This is the mail archive of the
gcc-patches@gcc.gnu.org
mailing list for the GCC project.
Re: [PATCH] vec_merge + vec_duplicate + vec_concat simplification
- From: Jeff Law <law at redhat dot com>
- To: Kyrill Tkachov <kyrylo dot tkachov at foss dot arm dot com>, GCC Patches <gcc-patches at gcc dot gnu dot org>
- Date: Tue, 27 Jun 2017 16:28:22 -0600
- Subject: Re: [PATCH] vec_merge + vec_duplicate + vec_concat simplification
- Authentication-results: sourceware.org; auth=none
- Authentication-results: ext-mx09.extmail.prod.ext.phx2.redhat.com; dmarc=none (p=none dis=none) header.from=redhat.com
- Authentication-results: ext-mx09.extmail.prod.ext.phx2.redhat.com; spf=pass smtp.mailfrom=law at redhat dot com
- Dkim-filter: OpenDKIM Filter v2.11.0 mx1.redhat.com C38D4FEEE5
- Dmarc-filter: OpenDMARC Filter v1.3.2 mx1.redhat.com C38D4FEEE5
- References: <5936693E.2050005@foss.arm.com>
On 06/06/2017 02:35 AM, Kyrill Tkachov wrote:
> Hi all,
>
> Another vec_merge simplification that's missing is transforming:
> (vec_merge (vec_duplicate x) (vec_concat (y) (z)) (const_int N))
> into
> (vec_concat x z) if N == 1 (0b01) or
> (vec_concat y x) if N == 2 (0b10)
>
> For the testcase in this patch on aarch64 this allows us to try matching
> during combine the pattern:
> (set (reg:V2DI 78 [ x ])
> (vec_concat:V2DI
> (mem:DI (reg/v/f:DI 76 [ y ]) [1 *y_4(D)+0 S8 A64])

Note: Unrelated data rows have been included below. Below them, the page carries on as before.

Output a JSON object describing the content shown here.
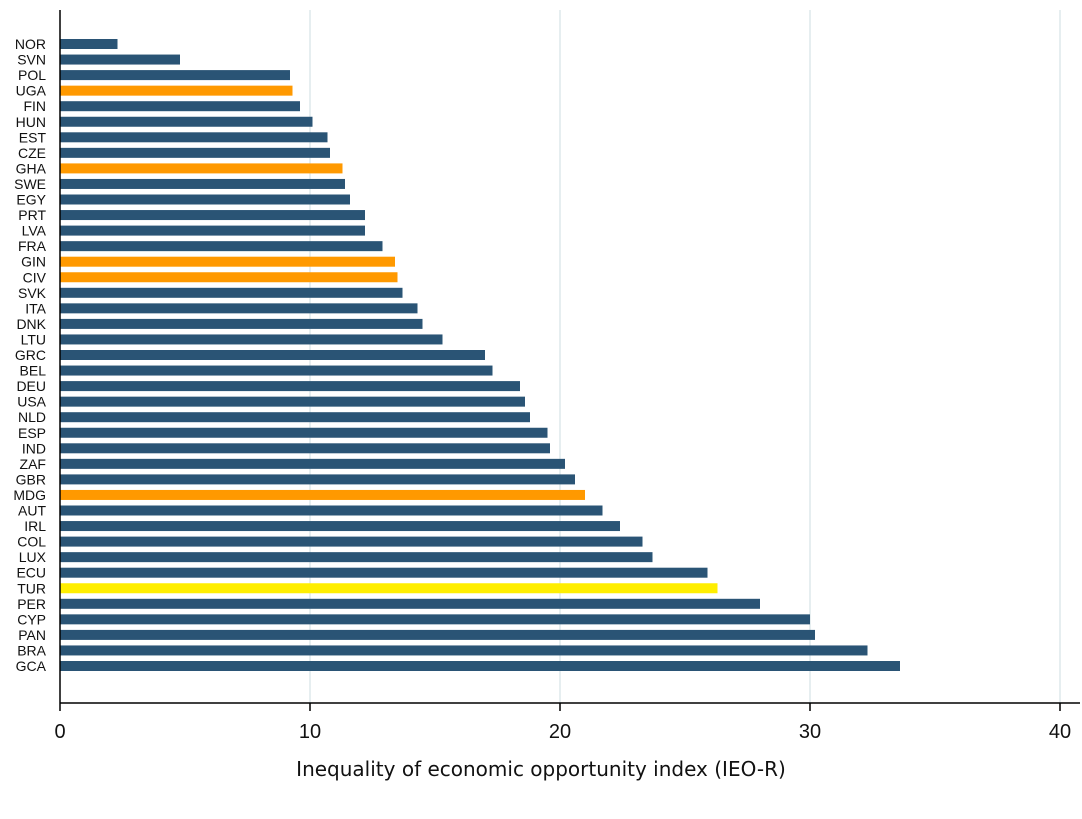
{
  "chart_data": {
    "type": "bar",
    "orientation": "horizontal",
    "title": "",
    "xlabel": "Inequality of economic opportunity index (IEO-R)",
    "ylabel": "",
    "xlim": [
      0,
      40
    ],
    "xticks": [
      "0",
      "10",
      "20",
      "30",
      "40"
    ],
    "grid": "vertical",
    "legend": "none",
    "colors": {
      "default": "#2a5475",
      "highlight_orange": "#ff9900",
      "highlight_yellow": "#ffee00",
      "grid": "#e6eef0",
      "axis": "#000000"
    },
    "categories": [
      "NOR",
      "SVN",
      "POL",
      "UGA",
      "FIN",
      "HUN",
      "EST",
      "CZE",
      "GHA",
      "SWE",
      "EGY",
      "PRT",
      "LVA",
      "FRA",
      "GIN",
      "CIV",
      "SVK",
      "ITA",
      "DNK",
      "LTU",
      "GRC",
      "BEL",
      "DEU",
      "USA",
      "NLD",
      "ESP",
      "IND",
      "ZAF",
      "GBR",
      "MDG",
      "AUT",
      "IRL",
      "COL",
      "LUX",
      "ECU",
      "TUR",
      "PER",
      "CYP",
      "PAN",
      "BRA",
      "GCA"
    ],
    "values": [
      2.3,
      4.8,
      9.2,
      9.3,
      9.6,
      10.1,
      10.7,
      10.8,
      11.3,
      11.4,
      11.6,
      12.2,
      12.2,
      12.9,
      13.4,
      13.5,
      13.7,
      14.3,
      14.5,
      15.3,
      17.0,
      17.3,
      18.4,
      18.6,
      18.8,
      19.5,
      19.6,
      20.2,
      20.6,
      21.0,
      21.7,
      22.4,
      23.3,
      23.7,
      25.9,
      26.3,
      28.0,
      30.0,
      30.2,
      32.3,
      33.6
    ],
    "highlight": {
      "UGA": "orange",
      "GHA": "orange",
      "GIN": "orange",
      "CIV": "orange",
      "MDG": "orange",
      "TUR": "yellow"
    }
  }
}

> (mem:DI (plus:DI (reg/v/f:DI 76 [ y ])
> (const_int 8 [0x8])) [1 MEM[(long long int *)y_4(D) +
> 8B]+0 S8 A64])))
>
> rather than the more complex:
> (set (reg:V2DI 78 [ x ])
> (vec_merge:V2DI (vec_duplicate:V2DI (mem:DI (plus:DI (reg/v/f:DI 76
> [ y ])
> (const_int 8 [0x8])) [1 MEM[(long long int *)y_4(D)
> + 8B]+0 S8 A64]))
> (vec_duplicate:V2DI (mem:DI (reg/v/f:DI 76 [ y ]) [1 *y_4(D)+0
> S8 A64]))
> (const_int 2 [0x2])))
>
> We don't actually have an aarch64 pattern for the simplified version
> above, but it's a simple enough
> form to add, so this patch adds such a pattern that performs a
> concatenated load of two 64-bit vectors
> in adjacent memory locations as a single Q-register LDR. The new aarch64
> pattern is needed to demonstrate
> the effectiveness of the simplify-rtx change, so I've kept them together
> as one patch.
>
> Now for the testcase in the patch we can generate:
> construct_lanedi:
> ldr q0, [x0]
> ret
>
> construct_lanedf:
> ldr q0, [x0]
> ret
>
> instead of:
> construct_lanedi:
> ld1r {v0.2d}, [x0]
> ldr x0, [x0, 8]
> ins v0.d[1], x0
> ret
>
> construct_lanedf:
> ld1r {v0.2d}, [x0]
> ldr d1, [x0, 8]
> ins v0.d[1], v1.d[0]
> ret
>
> The new memory constraint Utq is needed because we need to allow only
> the Q-register addressing modes but
> the MEM expressions in the RTL pattern have 64-bit vector modes, and if
> we don't constrain them they will
> allow the D-register addressing modes during register allocation/address
> mode selection, which will produce
> invalid assembly.
>
> Bootstrapped and tested on aarch64-none-linux-gnu.
> Ok for trunk?
>
> Thanks,
> Kyrill
>
> 2017-06-06 Kyrylo Tkachov <kyrylo.tkachov@arm.com>
>
> * simplify-rtx.c (simplify_ternary_operation, VEC_MERGE):
> Simplify vec_merge of vec_duplicate and vec_concat.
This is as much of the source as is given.